Was kostet eine Gewerbeanmeldung?
Die Gebühr wird von der zuständigen Kommune festgelegt. Das Existenzgründungsportal des Bundes nennt als Orientierung zehn bis 40 Euro. Prüfe den aktuellen Betrag direkt bei deiner Stadt oder Gemeinde, weil Gebühren und Zahlungswege regional abweichen können.
Wie schnell bekomme ich die Gewerbeanmeldung bestätigt?
Nach § 15 GewO soll die zuständige Behörde den Empfang der Gewerbeanzeige innerhalb von drei Tagen bescheinigen. Wie schnell ein lokaler Online- oder Vor-Ort-Vorgang technisch verarbeitet wird, kann trotzdem unterschiedlich sein.
Brauche ich auch bei einer nebenberuflichen Selbstständigkeit ein Gewerbe?
Wenn deine nebenberufliche Tätigkeit gewerblich ist, gilt die Gewerbeanzeigepflicht grundsätzlich auch dann, wenn du zusätzlich angestellt bist. „Nebengewerbe“ ist keine eigene Rechtsform.

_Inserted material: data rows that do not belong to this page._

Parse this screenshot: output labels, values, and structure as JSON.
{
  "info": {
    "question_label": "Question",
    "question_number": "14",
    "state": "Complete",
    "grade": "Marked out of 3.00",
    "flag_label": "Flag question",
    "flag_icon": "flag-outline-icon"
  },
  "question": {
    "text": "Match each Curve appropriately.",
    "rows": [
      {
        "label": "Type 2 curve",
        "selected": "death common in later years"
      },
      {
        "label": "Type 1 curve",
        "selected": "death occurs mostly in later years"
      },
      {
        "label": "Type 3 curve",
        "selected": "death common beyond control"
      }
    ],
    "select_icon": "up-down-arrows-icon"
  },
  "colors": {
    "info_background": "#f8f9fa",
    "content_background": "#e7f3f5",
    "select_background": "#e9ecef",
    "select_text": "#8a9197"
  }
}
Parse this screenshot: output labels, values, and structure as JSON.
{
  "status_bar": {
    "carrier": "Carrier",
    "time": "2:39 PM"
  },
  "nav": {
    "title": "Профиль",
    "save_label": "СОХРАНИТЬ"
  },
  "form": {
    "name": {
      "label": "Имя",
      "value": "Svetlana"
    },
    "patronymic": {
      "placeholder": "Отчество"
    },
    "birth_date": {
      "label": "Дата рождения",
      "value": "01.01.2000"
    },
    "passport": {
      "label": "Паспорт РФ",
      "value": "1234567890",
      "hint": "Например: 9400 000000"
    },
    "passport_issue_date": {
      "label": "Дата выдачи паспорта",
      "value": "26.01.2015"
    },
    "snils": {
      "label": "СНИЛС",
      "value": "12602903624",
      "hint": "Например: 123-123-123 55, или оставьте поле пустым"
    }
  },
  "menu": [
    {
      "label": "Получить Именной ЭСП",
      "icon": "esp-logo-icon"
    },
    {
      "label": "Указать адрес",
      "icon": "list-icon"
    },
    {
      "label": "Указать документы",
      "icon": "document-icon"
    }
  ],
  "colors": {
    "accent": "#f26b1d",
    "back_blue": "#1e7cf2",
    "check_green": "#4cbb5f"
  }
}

Zusätzlich können arbeitsvertragliche, sozialversicherungsrechtliche und zeitliche Fragen eine Rolle spielen.
Kann ich meine Privatadresse als Betriebsstätte angeben?

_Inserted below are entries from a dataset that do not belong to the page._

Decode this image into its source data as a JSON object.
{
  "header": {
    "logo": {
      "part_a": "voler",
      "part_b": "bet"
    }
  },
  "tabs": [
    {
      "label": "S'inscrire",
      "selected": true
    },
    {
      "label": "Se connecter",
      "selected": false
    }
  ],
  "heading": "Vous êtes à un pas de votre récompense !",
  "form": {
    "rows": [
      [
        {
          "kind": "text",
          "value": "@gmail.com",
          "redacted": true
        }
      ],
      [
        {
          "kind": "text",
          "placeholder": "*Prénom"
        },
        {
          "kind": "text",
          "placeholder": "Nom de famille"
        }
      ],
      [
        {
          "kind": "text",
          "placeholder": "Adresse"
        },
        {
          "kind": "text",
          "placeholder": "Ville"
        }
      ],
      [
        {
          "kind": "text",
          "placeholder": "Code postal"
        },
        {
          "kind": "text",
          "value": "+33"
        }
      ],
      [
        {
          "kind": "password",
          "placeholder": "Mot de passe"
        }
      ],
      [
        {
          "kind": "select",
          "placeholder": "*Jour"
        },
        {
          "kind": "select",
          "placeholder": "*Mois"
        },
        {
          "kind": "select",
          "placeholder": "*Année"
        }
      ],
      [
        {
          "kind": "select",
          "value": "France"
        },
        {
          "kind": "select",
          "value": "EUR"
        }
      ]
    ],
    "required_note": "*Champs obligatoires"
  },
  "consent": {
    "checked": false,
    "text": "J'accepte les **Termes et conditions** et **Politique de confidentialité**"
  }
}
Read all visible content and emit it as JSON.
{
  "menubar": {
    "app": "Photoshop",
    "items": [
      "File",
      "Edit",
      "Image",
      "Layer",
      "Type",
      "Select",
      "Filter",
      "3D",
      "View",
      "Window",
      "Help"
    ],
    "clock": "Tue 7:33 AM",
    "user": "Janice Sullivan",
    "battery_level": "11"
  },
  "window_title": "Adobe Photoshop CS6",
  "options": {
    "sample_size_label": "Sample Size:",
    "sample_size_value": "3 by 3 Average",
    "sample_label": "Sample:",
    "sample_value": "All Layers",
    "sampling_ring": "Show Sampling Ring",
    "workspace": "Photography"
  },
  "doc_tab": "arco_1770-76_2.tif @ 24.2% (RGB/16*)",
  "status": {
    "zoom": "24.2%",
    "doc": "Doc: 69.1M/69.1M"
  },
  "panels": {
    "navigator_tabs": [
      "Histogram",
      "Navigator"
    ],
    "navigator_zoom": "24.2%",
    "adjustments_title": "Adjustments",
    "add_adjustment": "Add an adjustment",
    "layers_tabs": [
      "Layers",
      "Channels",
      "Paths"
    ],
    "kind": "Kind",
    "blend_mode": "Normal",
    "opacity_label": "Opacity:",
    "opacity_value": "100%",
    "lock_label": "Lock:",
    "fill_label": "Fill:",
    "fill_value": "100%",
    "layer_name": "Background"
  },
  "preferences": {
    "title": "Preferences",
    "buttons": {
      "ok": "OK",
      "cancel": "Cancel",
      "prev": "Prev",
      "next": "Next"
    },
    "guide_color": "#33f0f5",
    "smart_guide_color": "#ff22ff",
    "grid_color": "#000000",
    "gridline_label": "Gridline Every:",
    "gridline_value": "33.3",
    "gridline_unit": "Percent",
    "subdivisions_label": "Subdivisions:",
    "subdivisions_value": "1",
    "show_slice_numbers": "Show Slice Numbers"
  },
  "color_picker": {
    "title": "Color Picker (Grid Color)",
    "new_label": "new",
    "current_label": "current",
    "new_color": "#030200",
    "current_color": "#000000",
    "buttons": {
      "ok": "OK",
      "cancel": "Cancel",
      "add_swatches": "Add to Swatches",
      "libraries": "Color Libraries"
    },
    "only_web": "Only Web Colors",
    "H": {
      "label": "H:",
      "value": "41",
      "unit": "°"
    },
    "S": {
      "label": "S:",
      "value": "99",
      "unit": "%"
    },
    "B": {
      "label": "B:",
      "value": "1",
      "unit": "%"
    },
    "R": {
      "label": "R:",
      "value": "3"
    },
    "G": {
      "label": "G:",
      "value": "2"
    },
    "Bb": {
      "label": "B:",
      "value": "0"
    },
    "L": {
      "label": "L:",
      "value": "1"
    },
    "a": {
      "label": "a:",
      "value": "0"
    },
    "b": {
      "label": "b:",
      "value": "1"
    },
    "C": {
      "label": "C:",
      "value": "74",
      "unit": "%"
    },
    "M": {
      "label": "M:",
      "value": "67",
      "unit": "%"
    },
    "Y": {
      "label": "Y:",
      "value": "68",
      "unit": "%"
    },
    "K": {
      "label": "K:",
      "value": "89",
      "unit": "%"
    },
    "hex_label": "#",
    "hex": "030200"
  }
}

Wenn du dein Business tatsächlich von zu Hause aus betreibst, kann deine Wohnadresse die Betriebsstätte sein. Prüfe aber Mietvertrag, Hausordnung und gegebenenfalls öffentlich-rechtliche Vorgaben zur Nutzung von Wohnraum, besonders wenn Kundenverkehr, Mitarbeiter, Lagerung oder andere nach außen wirkende Tätigkeiten geplant sind.

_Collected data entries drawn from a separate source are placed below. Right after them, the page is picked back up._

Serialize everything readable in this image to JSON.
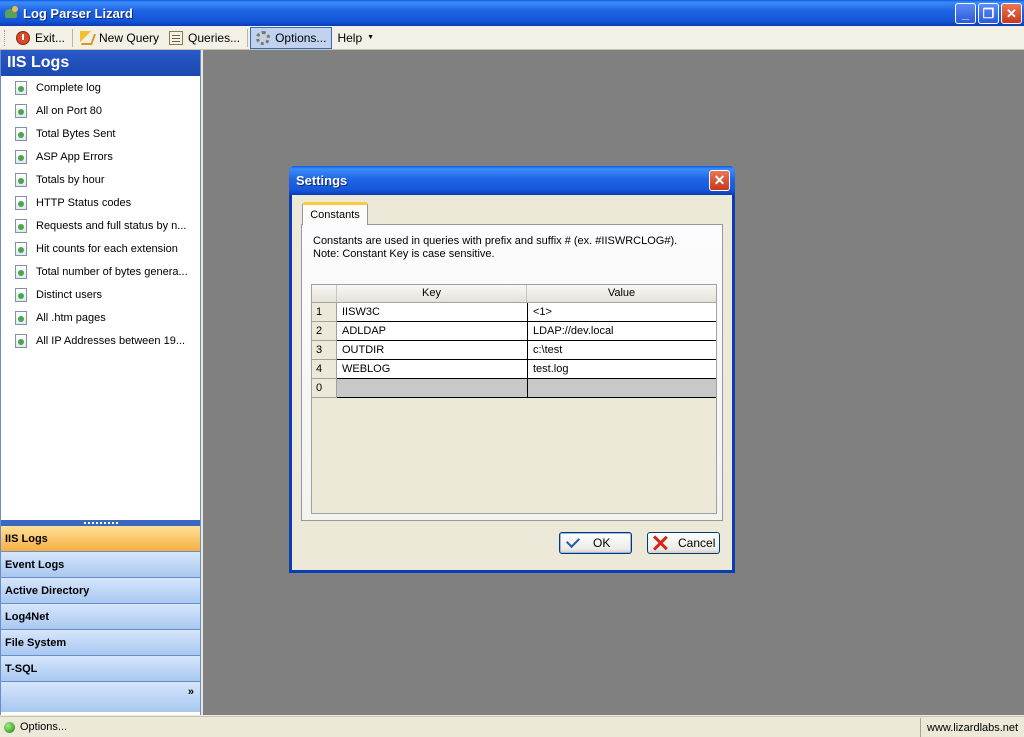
{
  "window": {
    "title": "Log Parser Lizard",
    "minimize": "_",
    "restore": "❐",
    "close": "✕"
  },
  "toolbar": {
    "exit": "Exit...",
    "new_query": "New Query",
    "queries": "Queries...",
    "options": "Options...",
    "help": "Help",
    "help_caret": "▼"
  },
  "left_panel": {
    "header": "IIS Logs",
    "queries": [
      "Complete log",
      "All on Port 80",
      "Total Bytes Sent",
      "ASP App Errors",
      "Totals by hour",
      "HTTP Status codes",
      "Requests and full status by n...",
      "Hit counts for each extension",
      "Total number of bytes genera...",
      "Distinct users",
      "All .htm pages",
      "All IP Addresses between 19..."
    ],
    "nav": [
      "IIS Logs",
      "Event Logs",
      "Active Directory",
      "Log4Net",
      "File System",
      "T-SQL"
    ],
    "active_nav": "IIS Logs",
    "more_glyph": "»"
  },
  "dialog": {
    "title": "Settings",
    "close": "✕",
    "tab": "Constants",
    "desc_line1": "Constants are used in queries with prefix and suffix # (ex. #IISWRCLOG#).",
    "desc_line2": "Note: Constant Key is case sensitive.",
    "grid": {
      "headers": {
        "key": "Key",
        "value": "Value"
      },
      "rows": [
        {
          "num": "1",
          "key": "IISW3C",
          "value": "<1>"
        },
        {
          "num": "2",
          "key": "ADLDAP",
          "value": "LDAP://dev.local"
        },
        {
          "num": "3",
          "key": "OUTDIR",
          "value": "c:\\test"
        },
        {
          "num": "4",
          "key": "WEBLOG",
          "value": "test.log"
        },
        {
          "num": "0",
          "key": "",
          "value": ""
        }
      ]
    },
    "ok": "OK",
    "cancel": "Cancel"
  },
  "statusbar": {
    "left": "Options...",
    "right": "www.lizardlabs.net"
  },
  "colors": {
    "titlebar": "#1f66e6",
    "active_nav": "#f8b040",
    "workspace": "#808080"
  }
}
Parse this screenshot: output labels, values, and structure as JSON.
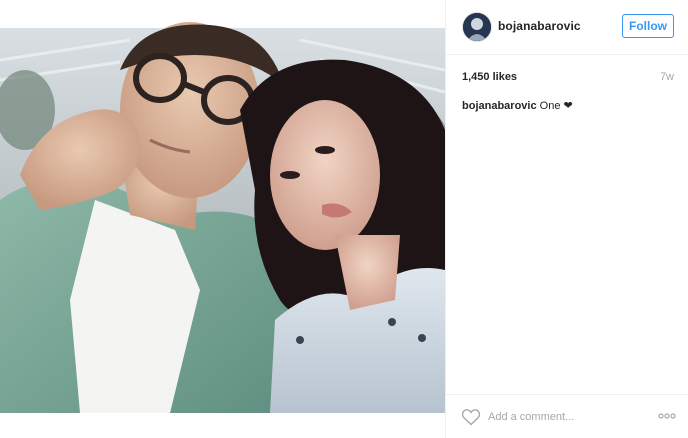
{
  "post": {
    "username": "bojanabarovic",
    "follow_label": "Follow",
    "likes": "1,450 likes",
    "time_ago": "7w",
    "caption": {
      "username": "bojanabarovic",
      "text": "One",
      "emoji": "❤"
    },
    "comment_placeholder": "Add a comment...",
    "like_icon": "heart-outline-icon",
    "more_icon": "more-options-icon"
  },
  "colors": {
    "accent": "#3897f0",
    "text": "#262626",
    "muted": "#a5a7aa",
    "divider": "#efefef"
  }
}
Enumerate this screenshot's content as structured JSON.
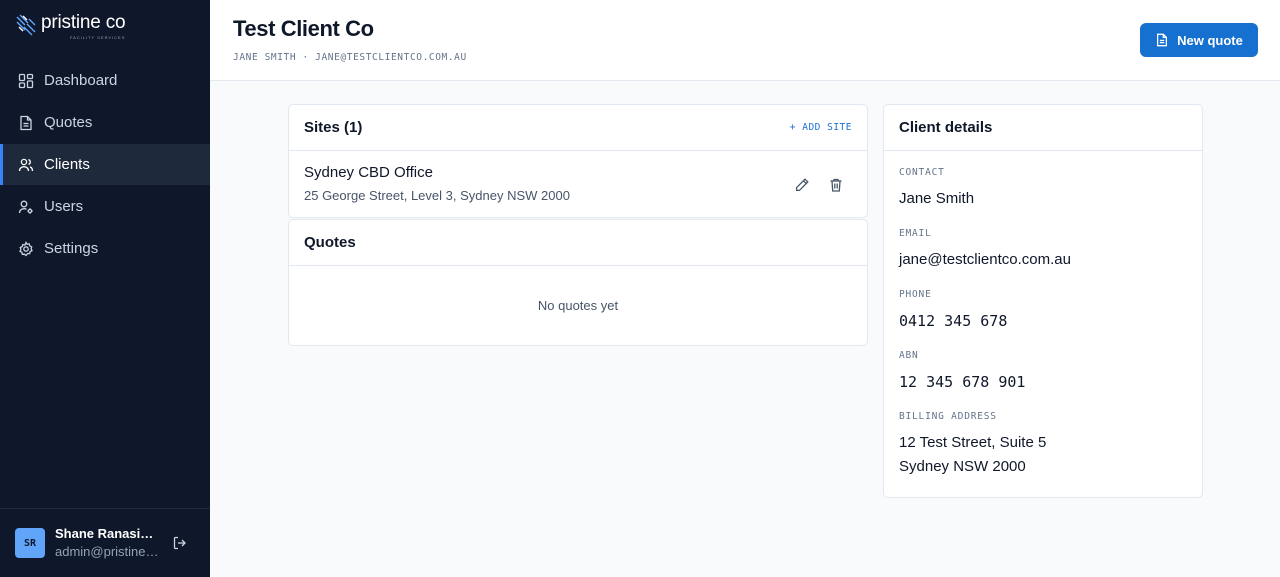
{
  "brand": {
    "name": "pristine co",
    "tagline": "FACILITY SERVICES",
    "icon": "brand-logo"
  },
  "sidebar": {
    "items": [
      {
        "label": "Dashboard",
        "icon": "dashboard-icon",
        "active": false
      },
      {
        "label": "Quotes",
        "icon": "document-icon",
        "active": false
      },
      {
        "label": "Clients",
        "icon": "users-icon",
        "active": true
      },
      {
        "label": "Users",
        "icon": "user-cog-icon",
        "active": false
      },
      {
        "label": "Settings",
        "icon": "gear-icon",
        "active": false
      }
    ]
  },
  "user": {
    "initials": "SR",
    "name": "Shane Ranasinghe",
    "email": "admin@pristineco.com.au",
    "logout_icon": "logout-icon"
  },
  "header": {
    "title": "Test Client Co",
    "subtitle": "JANE SMITH · JANE@TESTCLIENTCO.COM.AU",
    "new_quote_label": "New quote"
  },
  "sites": {
    "title": "Sites (1)",
    "add_label": "+ ADD SITE",
    "items": [
      {
        "name": "Sydney CBD Office",
        "address": "25 George Street, Level 3, Sydney NSW 2000"
      }
    ]
  },
  "quotes": {
    "title": "Quotes",
    "empty": "No quotes yet"
  },
  "details": {
    "title": "Client details",
    "contact_label": "CONTACT",
    "contact": "Jane Smith",
    "email_label": "EMAIL",
    "email": "jane@testclientco.com.au",
    "phone_label": "PHONE",
    "phone": "0412 345 678",
    "abn_label": "ABN",
    "abn": "12 345 678 901",
    "billing_label": "BILLING ADDRESS",
    "billing_line1": "12 Test Street, Suite 5",
    "billing_line2": "Sydney NSW 2000"
  },
  "colors": {
    "sidebar": "#0f172a",
    "accent": "#1570d0",
    "active_bar": "#3b82f6"
  }
}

Kann ich für mein Einzelunternehmen einen Fantasienamen verwenden?
Du kannst zusätzlich zu deinem bürgerlichen Namen eine Geschäfts- oder Fantasiebezeichnung verwenden, solange sie nicht irreführend ist und keine fremden Rechte verletzt. Bei einem nicht im Handelsregister eingetragenen Einzelunternehmen ersetzt der Fantasiename deinen vollständigen Namen im Geschäftsverkehr jedoch nicht.
Was muss ich nach der Gewerbeanmeldung als Nächstes erledigen?
Ein zentraler nächster Schritt ist die steuerliche Erfassung. Die hierfür erforderlichen Angaben müssen grundsätzlich elektronisch an das Finanzamt übermittelt werden; für die Betriebseröffnung gilt eine Frist von einem Monat. Außerdem solltest du prüfen, ob Meldungen bei IHK oder HWK und der gesetzlichen Unfallversicherung korrekt angekommen sind und welche weiteren Pflichten zu deinem Geschäftsmodell passen.
Hinweis
Dieser Artikel dient der allgemeinen Orientierung und ersetzt keine Rechts- oder Steuerberatung. Welche Anmeldung, Erlaubnis oder steuerliche Einordnung für dich richtig ist, hängt von deiner konkreten Tätigkeit, Rechtsform und persönlichen Situation ab.